We live in the most narcissistic age in history, one increasingly defined by our inability to empathize with those around us. Your stories will help us scale those walls.
If the lack of personal experience with poverty is an obstacle with younger Canadians, the abundance of personal experience with poverty is as great an obstacle with the generations that preceded them.
The experience of people in middle-age, people of my generation, who have known poverty—even tangentially—in their own lives, distorts their perception and understanding of poverty in contemporary Canadian society.
In many cases, it gives people of my generation a misplaced confidence that they understand poverty.

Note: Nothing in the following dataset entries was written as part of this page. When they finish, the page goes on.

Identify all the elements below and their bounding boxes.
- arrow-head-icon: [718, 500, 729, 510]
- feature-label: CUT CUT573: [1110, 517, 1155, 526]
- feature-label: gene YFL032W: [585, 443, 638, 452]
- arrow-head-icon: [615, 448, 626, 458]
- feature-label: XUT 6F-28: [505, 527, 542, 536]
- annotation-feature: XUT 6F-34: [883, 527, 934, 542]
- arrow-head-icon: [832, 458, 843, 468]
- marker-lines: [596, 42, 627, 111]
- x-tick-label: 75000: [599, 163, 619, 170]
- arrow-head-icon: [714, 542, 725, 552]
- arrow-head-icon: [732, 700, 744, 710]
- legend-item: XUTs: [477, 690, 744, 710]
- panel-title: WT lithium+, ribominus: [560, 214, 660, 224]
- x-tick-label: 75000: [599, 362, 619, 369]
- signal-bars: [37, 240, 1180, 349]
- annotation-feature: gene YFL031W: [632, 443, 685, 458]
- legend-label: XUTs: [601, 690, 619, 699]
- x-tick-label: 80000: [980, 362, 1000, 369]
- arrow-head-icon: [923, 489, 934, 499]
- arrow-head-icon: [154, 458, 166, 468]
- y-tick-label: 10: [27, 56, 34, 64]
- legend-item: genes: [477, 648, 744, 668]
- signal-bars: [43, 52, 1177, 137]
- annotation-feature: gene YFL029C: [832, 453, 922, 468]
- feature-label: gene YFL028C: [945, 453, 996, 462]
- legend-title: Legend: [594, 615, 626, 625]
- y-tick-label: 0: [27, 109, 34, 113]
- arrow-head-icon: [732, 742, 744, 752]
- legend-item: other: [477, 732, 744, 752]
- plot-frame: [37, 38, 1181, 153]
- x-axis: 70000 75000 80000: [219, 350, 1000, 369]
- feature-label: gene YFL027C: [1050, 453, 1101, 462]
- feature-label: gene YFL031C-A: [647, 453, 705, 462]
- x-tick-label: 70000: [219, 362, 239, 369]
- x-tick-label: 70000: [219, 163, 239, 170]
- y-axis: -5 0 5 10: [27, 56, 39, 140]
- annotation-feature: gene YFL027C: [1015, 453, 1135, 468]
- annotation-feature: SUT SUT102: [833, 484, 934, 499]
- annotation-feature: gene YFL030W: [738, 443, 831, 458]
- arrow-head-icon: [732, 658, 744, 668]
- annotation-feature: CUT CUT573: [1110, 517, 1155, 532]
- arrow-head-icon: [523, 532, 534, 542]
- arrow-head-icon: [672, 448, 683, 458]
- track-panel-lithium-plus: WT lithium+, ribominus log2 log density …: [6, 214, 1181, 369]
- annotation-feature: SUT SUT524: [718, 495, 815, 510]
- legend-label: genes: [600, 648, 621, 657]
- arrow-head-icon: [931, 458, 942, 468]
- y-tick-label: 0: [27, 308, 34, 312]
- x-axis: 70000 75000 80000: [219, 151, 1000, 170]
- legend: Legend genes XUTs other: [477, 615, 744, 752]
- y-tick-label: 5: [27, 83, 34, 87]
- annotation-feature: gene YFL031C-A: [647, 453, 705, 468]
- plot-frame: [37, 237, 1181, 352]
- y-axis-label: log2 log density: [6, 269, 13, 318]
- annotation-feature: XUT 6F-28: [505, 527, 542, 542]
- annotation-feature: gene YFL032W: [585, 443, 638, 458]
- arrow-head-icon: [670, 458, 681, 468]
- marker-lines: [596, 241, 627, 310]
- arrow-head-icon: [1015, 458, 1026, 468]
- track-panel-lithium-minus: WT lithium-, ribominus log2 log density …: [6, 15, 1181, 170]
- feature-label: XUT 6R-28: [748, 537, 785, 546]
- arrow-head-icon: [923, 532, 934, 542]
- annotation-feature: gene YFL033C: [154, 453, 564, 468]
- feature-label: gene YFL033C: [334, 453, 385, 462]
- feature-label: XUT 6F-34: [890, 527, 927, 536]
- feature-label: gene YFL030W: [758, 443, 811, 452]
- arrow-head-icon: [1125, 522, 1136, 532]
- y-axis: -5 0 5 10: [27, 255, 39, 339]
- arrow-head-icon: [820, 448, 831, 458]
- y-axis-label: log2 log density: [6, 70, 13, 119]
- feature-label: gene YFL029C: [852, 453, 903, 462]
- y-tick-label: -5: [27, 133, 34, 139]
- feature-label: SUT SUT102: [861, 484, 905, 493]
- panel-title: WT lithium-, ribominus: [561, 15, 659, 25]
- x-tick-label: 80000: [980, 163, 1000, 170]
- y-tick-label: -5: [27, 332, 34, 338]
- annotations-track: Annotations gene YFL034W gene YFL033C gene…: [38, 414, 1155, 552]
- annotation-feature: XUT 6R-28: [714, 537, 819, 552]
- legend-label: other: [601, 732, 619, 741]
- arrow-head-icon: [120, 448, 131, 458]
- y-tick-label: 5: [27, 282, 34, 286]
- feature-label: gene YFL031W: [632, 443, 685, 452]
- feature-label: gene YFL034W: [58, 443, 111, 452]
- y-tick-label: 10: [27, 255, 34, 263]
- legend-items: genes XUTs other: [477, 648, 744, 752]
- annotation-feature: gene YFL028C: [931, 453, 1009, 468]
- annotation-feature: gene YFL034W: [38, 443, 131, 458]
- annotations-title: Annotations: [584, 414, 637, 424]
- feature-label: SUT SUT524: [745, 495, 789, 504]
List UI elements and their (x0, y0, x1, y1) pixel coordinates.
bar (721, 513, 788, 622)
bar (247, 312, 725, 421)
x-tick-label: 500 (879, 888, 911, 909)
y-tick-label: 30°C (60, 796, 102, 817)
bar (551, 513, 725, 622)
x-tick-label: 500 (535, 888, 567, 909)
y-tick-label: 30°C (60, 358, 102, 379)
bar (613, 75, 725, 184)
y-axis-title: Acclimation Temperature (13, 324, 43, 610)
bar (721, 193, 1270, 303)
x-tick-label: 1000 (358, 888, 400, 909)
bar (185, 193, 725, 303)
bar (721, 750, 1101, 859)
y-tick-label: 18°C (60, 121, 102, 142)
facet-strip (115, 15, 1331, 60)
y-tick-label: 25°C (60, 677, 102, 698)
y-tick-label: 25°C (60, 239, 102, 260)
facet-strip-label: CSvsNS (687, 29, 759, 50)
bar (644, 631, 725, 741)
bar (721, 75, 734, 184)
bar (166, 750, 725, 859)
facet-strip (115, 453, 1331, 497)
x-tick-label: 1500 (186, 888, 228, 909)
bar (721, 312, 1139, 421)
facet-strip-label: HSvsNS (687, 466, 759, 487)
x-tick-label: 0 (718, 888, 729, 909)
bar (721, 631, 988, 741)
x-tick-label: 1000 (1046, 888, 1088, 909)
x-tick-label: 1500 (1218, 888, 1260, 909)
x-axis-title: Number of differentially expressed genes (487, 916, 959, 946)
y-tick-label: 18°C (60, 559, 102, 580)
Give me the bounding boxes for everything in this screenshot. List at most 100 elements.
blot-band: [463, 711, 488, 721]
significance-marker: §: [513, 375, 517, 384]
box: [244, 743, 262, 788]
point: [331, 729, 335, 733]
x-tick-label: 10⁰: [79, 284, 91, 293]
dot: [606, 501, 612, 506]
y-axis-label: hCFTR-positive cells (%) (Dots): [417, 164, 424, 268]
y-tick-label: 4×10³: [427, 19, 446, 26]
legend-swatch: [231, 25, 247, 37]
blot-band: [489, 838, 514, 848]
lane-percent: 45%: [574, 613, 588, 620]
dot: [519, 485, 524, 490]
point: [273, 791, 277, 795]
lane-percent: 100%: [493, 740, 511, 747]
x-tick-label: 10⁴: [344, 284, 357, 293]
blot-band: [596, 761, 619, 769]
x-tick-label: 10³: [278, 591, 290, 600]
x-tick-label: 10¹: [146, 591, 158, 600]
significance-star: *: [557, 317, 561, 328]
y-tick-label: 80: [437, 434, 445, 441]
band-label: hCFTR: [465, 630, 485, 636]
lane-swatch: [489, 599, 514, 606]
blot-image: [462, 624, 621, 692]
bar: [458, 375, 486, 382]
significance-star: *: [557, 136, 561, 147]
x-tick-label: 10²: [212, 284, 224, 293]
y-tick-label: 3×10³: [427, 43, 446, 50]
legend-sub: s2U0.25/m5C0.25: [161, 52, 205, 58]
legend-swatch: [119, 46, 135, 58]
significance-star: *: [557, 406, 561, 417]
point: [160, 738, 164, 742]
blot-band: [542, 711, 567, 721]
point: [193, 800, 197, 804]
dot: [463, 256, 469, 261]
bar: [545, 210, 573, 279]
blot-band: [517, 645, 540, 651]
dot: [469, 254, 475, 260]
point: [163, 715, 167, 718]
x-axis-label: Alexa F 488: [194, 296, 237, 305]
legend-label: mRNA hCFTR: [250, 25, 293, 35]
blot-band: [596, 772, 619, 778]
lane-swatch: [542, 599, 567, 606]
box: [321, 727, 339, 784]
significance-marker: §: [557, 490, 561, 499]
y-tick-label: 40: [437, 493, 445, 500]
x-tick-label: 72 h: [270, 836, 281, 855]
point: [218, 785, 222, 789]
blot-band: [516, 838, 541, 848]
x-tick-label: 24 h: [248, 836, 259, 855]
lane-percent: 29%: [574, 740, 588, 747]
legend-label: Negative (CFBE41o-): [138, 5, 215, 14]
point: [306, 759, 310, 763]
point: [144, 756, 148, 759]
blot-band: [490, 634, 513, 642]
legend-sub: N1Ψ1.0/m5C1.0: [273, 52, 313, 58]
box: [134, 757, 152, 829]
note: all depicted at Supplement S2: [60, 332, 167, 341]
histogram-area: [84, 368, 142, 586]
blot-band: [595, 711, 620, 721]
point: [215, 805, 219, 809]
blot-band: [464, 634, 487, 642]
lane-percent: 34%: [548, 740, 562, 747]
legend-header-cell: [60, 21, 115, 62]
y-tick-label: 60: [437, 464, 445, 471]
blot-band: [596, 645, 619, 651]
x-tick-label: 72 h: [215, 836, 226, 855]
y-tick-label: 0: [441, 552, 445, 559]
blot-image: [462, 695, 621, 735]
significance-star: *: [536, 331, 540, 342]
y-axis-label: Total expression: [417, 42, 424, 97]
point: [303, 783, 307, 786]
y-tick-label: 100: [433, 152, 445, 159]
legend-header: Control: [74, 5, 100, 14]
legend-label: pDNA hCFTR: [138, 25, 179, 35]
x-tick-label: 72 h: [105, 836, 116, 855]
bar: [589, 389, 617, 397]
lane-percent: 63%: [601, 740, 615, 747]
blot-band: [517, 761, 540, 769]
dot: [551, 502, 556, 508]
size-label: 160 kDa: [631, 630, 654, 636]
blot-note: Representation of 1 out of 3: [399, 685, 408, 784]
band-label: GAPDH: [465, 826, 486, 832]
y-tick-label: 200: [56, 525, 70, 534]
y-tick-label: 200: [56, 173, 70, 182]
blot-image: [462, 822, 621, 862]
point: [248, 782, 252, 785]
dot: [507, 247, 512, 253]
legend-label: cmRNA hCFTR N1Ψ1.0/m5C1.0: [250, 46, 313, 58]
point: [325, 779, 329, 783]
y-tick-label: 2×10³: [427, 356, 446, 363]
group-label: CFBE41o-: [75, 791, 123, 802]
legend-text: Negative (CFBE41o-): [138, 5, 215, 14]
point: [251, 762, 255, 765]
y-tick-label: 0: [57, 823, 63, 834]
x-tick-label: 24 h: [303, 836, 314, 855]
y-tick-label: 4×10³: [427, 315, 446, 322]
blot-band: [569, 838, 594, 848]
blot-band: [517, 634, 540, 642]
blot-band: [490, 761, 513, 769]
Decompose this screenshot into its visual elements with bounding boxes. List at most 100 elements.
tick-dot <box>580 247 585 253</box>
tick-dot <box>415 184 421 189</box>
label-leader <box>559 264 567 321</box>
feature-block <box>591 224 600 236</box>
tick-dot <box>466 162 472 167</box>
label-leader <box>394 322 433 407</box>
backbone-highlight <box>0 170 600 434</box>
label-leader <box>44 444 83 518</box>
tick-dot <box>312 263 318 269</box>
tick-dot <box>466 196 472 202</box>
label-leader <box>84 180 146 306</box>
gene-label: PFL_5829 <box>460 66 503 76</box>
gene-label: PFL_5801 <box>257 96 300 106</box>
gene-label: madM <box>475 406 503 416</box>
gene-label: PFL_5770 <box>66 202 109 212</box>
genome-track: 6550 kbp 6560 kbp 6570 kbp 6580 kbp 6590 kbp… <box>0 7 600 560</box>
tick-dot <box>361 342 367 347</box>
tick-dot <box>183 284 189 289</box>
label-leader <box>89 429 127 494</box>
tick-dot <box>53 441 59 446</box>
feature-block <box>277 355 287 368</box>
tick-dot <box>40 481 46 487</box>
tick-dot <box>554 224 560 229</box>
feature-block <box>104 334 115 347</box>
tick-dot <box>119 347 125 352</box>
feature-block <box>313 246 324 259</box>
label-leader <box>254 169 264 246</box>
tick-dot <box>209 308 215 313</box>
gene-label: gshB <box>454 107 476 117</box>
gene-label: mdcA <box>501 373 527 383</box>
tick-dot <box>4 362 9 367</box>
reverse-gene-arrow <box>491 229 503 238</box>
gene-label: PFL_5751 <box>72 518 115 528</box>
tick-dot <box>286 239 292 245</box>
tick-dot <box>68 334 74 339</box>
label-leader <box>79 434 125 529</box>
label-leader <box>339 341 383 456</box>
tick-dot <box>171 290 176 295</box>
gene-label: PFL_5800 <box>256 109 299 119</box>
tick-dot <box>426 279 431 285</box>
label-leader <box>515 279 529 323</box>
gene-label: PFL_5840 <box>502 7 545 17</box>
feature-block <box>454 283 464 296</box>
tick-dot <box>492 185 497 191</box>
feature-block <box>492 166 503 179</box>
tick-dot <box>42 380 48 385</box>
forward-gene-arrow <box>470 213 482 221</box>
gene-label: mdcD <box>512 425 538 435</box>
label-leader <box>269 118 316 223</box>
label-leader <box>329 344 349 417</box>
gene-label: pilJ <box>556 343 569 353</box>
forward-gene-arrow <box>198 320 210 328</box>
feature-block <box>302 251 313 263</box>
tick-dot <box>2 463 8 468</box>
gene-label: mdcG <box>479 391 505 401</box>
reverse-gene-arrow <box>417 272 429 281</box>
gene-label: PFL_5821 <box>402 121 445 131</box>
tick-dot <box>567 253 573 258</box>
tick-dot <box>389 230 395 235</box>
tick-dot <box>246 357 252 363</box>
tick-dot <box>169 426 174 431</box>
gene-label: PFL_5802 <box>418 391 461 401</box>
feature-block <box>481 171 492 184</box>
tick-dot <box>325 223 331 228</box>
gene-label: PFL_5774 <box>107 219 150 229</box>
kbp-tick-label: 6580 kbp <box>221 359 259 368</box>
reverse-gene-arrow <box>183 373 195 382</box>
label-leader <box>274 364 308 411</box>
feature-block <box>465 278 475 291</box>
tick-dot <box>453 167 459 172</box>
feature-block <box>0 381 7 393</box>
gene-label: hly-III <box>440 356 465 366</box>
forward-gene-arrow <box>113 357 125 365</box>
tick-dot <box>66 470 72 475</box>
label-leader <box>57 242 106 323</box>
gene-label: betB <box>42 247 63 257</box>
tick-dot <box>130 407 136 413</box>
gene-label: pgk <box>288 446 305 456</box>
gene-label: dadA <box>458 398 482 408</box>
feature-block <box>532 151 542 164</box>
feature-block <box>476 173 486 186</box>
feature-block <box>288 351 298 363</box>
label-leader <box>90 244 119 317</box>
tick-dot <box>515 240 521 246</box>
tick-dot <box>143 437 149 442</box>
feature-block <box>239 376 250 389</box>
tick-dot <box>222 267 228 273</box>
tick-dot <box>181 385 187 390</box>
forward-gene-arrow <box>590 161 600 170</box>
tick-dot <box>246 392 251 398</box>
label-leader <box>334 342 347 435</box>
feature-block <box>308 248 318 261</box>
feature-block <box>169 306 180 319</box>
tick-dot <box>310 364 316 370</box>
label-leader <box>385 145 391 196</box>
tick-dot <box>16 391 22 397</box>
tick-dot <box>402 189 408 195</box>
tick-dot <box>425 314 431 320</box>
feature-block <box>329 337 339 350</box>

For the reasons I cited earlier, I don’t think most of us do. But yet we smugly, sometimes belligerently, wonder: “If I rose above my circumstances, why can’t they?”
So this is not an easy task we’ve set ourselves, mobilizing Canadians to eradicate poverty. But we should feel great confidence.
A friend introduced me many years ago to a concept from her days in nursing, a tactic used by health-care providers when it is essential that they achieve the full and undivided attention of a patient. She said you do that by presenting “information they can’t walk away from.”
I’m confident that stories you are telling for the Roundtable Speakers’ Bureau meet the test of “information we can’t walk away from.” And for that I congratulate, and thank you.
One of the last times I saw Wayne, he was in hospital, bloodied, horribly disfigured and barely able to communicate, mere hours after a gruesomely violent suicide attempt.
There were a couple more encounters afterwards, but the centrifugal force of his life spiraling out of control eventually spun all of the old gang out of his circle, and out of his life.
Over the years, I’ve heard snippets now and then—health problems, a failed marriage, years of addiction, and Wayne’s ever-present companion, poverty.
I wish Wayne’s story had a different ending. But the legacy of poverty is rarely edifying.
Wayne the adult is a stranger to me now. But Wayne the boy—expert fisherman and builder of forts—is much on my mind today. And so, too, are the possibilities of what might have been.